The situation looks a bit as if at the end of the quarter, the fear of a pandemic disappeared, and such advantages as a rapid course of the vaccination program no longer mattered. The main beneficiary of the global economic rebound and the return of inflation were to be the emerging markets currencies, including the euro among the G-10, which was supported, among others, by the characteristics of the European stock market.
Euro trades bid once again
After all, this is nothing new. The common currency entered the year as an investor favourite but lost that status along the way due to the epidemic situation and the reshuffling of the government bond market. There are many indications that the low levels of the EUR/USD exchange rate at the start acted as a magnet for capital and investment ideas from a few months ago are undergoing a revival. Needless to say, the sudden demand for the euro also translated into a turnaround in the common currency against the pound. The EUR/GBP pair declines were one of the stronger trends, which had its basis in a gigantic difference in vaccination rate. The rate hike acts as an accelerating snowball and pushes the pound into the defensive territory, also against the zloty and other currencies.

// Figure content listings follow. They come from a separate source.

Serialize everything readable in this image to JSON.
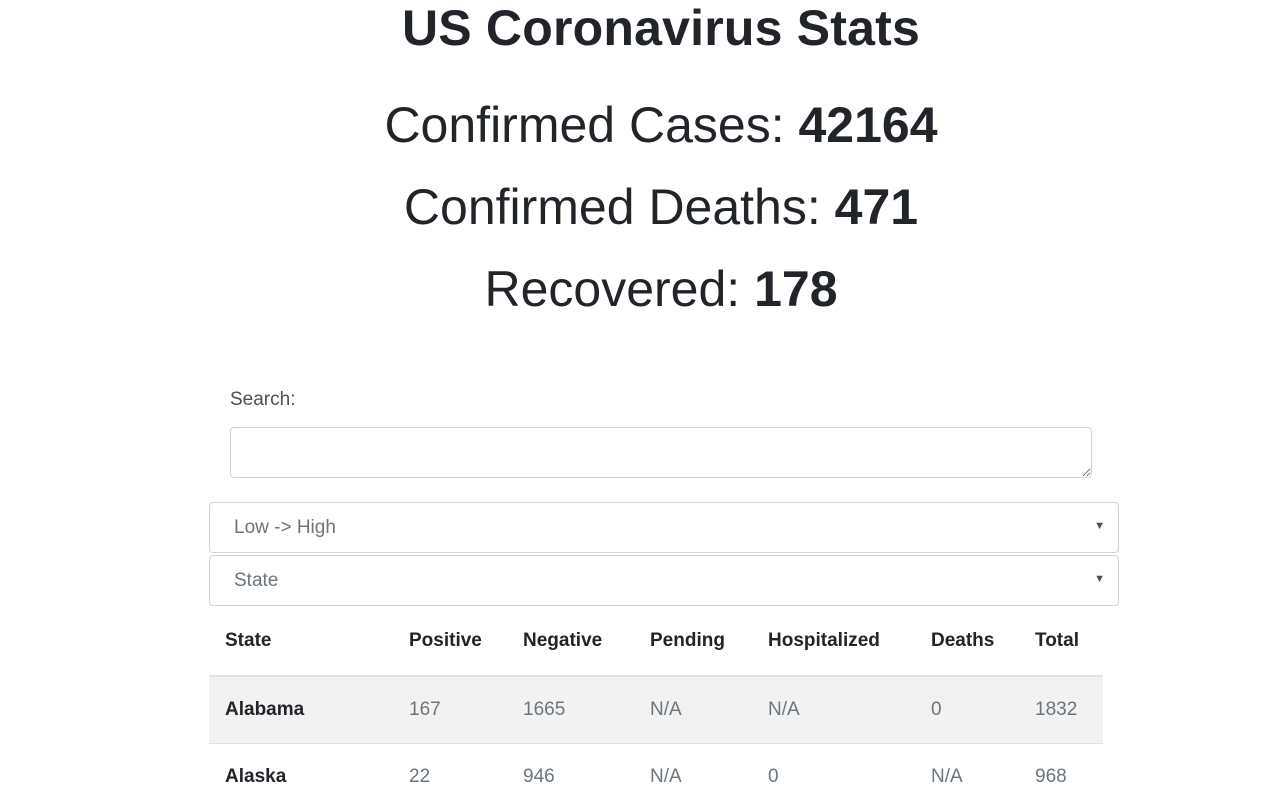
{
  "header": {
    "title": "US Coronavirus Stats"
  },
  "stats": {
    "cases_label": "Confirmed Cases: ",
    "cases_value": "42164",
    "deaths_label": "Confirmed Deaths: ",
    "deaths_value": "471",
    "recovered_label": "Recovered: ",
    "recovered_value": "178"
  },
  "search": {
    "label": "Search:",
    "value": ""
  },
  "sort_order": {
    "selected": "Low -> High"
  },
  "sort_field": {
    "selected": "State"
  },
  "table": {
    "columns": [
      "State",
      "Positive",
      "Negative",
      "Pending",
      "Hospitalized",
      "Deaths",
      "Total"
    ],
    "rows": [
      [
        "Alabama",
        "167",
        "1665",
        "N/A",
        "N/A",
        "0",
        "1832"
      ],
      [
        "Alaska",
        "22",
        "946",
        "N/A",
        "0",
        "N/A",
        "968"
      ]
    ]
  },
  "icons": {
    "dropdown": "caret-down-icon"
  }
}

The signal that the recovery is about to start spreading worldwide comes from a series of data from the USA. The industry is in excellent shape everywhere, but the strongest ever sentiment in the services sector and speedy recovery of jobs lost during the pandemic are signs that the rapid economic recovery has already begun. Given such circumstances, we believe the dollar will perform poorly in this environment, and we continue to view its first-quarter dominance as a rebound from the 2020 downturn. Our forecasts assume that the EUR/USD pair will be around 1.25 at the end of the year. Fear of a third wave of the pandemic seems to be waning as there are indications that it peaked before Easter. Also, the retreat from the dollar – while expected – may prove premature. The euro has scarcely any real arguments behind it and offers only promises that do not always materialise as the last months have shown.